Preta e branca. Era ela, a nossa gatinha.
Tínhamo-la enterrado perto de um charco, numa pequena, mas solarenga charneca que resistia entre os prédios construídos ad hoc.
Agora e ali perto da sua improvisada campa, ela caminhava entre as ervas altas, lenta e cuidadosamente, uma pata após a outra, como se as patas tivessem olhos. Era ela. Mas como poderia ser ela, se a havíamos enterrado abraçados, os três, com as lágrimas conquistando-me o rosto? Lembro-me de ter ficado envergonhado: como poderia sentir aquilo por uma gata?
Mas agora eu vi-a. Estava viva. Agachava-se se algum pássaro pousasse perto dela ou cheirava morosamente as folhas silvestres.
Ela olhou para mim, com aqueles grandes olhos de tigre doméstico, e depois cerrou-os por alguns segundos. Era assim que nos cumprimentávamos. Ela cerrava os olhos e depois eu fazia o mesmo. Eram as nossas palavras: 'Confio em ti, homem', 'Gosto de ti, gata'.

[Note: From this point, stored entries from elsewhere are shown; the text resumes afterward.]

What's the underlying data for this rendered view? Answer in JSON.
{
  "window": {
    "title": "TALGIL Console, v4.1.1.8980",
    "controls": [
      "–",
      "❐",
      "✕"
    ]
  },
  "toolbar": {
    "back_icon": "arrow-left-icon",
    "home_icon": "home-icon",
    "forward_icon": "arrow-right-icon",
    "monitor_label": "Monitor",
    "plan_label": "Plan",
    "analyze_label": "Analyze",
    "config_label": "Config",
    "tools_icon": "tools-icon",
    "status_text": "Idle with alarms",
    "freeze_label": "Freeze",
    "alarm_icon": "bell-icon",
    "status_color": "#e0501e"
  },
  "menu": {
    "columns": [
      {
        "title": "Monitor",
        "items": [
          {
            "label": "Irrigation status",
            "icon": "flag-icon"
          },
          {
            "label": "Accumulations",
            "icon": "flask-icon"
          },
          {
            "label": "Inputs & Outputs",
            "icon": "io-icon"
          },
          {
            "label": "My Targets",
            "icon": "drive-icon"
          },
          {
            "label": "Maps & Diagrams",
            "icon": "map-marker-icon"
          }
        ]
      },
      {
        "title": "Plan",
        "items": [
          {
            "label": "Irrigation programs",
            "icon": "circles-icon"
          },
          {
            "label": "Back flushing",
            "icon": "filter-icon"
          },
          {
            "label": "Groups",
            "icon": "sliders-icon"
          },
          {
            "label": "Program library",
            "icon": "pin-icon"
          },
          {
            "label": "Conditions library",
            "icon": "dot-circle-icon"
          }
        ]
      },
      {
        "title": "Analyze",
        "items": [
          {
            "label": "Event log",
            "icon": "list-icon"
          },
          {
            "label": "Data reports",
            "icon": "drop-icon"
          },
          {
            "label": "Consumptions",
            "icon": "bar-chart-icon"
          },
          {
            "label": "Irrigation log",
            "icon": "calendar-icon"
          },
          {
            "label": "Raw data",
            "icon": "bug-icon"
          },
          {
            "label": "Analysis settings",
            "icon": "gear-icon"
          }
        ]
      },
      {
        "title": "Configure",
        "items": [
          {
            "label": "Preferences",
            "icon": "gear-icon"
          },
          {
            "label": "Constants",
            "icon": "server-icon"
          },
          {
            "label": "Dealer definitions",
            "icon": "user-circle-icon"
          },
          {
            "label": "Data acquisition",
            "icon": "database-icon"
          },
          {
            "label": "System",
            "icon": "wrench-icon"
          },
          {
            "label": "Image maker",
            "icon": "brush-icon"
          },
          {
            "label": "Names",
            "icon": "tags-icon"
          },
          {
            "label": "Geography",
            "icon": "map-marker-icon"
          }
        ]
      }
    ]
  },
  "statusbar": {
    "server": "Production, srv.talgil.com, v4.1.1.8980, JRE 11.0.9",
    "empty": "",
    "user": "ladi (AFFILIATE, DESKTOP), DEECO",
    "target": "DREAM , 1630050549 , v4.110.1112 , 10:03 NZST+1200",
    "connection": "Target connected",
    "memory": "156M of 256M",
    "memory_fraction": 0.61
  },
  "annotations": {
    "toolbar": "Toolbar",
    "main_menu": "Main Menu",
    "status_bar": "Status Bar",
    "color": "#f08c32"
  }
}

No entanto, uma brisa forte soprou, fazendo balançar as ervas altas onde ela se camuflava. Afinal, aquilo era apenas um pedaço de plástico. Mas, meu Deus, eu vi-a. Lembrei-me que estávamos na Páscoa. Lembrei-me da ressurreição, da ressurreição do amor, claro.
E mais uma vez compreendi a utilidade da literatura.
1 comentário:
A ressurreição do amor. Tantas vezes os sonhos se insinuam no nosso coração sobre os seres que amámos e continuamos a amar. Belíssimo o texto, meu Amigo.
Uma boa semana.
Um beijo.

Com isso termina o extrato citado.